Par conséquent, croire que l'Etat américain serait inexistant ou inerte est absurde. Il a seulement moins de pouvoirs que l'Etat français, grâce à une décentralisation historique, les Etats-Unis étant formés à l'origine par une agglomération d'Etats et non divisés en Etats. Il s'interdit en outre d'exercer des métiers qui ne sont pas les siens ; il ne lui appartient pas de construire des automobiles ou des avions, de gérer des banques ou les transports publics, toutes activités que l'Etat français a longtemps accomplies, mais dont il finira par se débarrasser. Et la grande différence entre la France et les Etats-Unis, c'est que la première s'occupe de l'éducation et des systèmes sociaux ou de soins, ce qui ne se fait pas en Amérique. Et là, le débat est ouvert : les Américains eux-mêmes doutent de l'efficacité de leur éducation et encore plus de leur système de santé.

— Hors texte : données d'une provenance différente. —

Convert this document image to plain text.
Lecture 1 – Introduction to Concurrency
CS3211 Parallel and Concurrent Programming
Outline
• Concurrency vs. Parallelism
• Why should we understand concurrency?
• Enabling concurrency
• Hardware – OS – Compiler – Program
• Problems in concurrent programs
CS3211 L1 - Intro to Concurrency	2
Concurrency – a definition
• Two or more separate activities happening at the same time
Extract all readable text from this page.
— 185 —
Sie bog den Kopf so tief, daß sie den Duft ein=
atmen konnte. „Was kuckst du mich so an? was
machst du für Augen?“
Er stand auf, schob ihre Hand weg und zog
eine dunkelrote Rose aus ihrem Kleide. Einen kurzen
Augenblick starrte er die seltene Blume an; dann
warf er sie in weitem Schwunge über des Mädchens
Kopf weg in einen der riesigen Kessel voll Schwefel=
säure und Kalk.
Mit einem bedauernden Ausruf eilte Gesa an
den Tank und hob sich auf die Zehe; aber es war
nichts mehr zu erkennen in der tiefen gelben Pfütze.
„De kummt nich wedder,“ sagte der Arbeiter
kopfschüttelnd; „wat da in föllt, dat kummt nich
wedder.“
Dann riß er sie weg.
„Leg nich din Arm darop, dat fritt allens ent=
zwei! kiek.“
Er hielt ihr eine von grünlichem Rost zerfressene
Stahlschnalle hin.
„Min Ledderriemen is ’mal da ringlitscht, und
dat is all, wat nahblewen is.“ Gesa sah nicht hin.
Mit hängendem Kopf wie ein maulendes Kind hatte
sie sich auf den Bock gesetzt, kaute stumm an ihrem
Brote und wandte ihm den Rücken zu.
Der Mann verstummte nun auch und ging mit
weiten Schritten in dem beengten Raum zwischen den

Il y a eu une longue période, après la Seconde Guerre mondiale, où certains observateurs trouvaient des ressemblances profondes entre le système soviétique et le regroupement des industries aux Etats-Unis.
Loi antitrust
Finalement, disaient-ils, il y aura un jour où n'existeront, aux Etats-Unis, qu'une seule industrie de l'acier, une seule compagnie aérienne, une seule compagnie de chemin de fer, etc., et alors quelle différence y aura-t-il entre une concentration aux mains du privé et une concentration aux mains du public ? Idée intéressante, mais également peu fondée dans la mesure où la loi antitrust a fait éclater le cartel pétrolier et le cartel téléphonique, et failli tailler Microsoft en morceaux. C'est assez dire que l'Etat est non seulement présent mais qu'il peut être aussi très désagréable pour les plus grosses sociétés. Il ne faut pas oublier en effet que le « small business » innerve tout le tissu social américain, qu'il est protégé et qu'il existe une aide aux petites et moyennes entreprises alimentée par des fonds budgétaires et gérée... par l'Etat.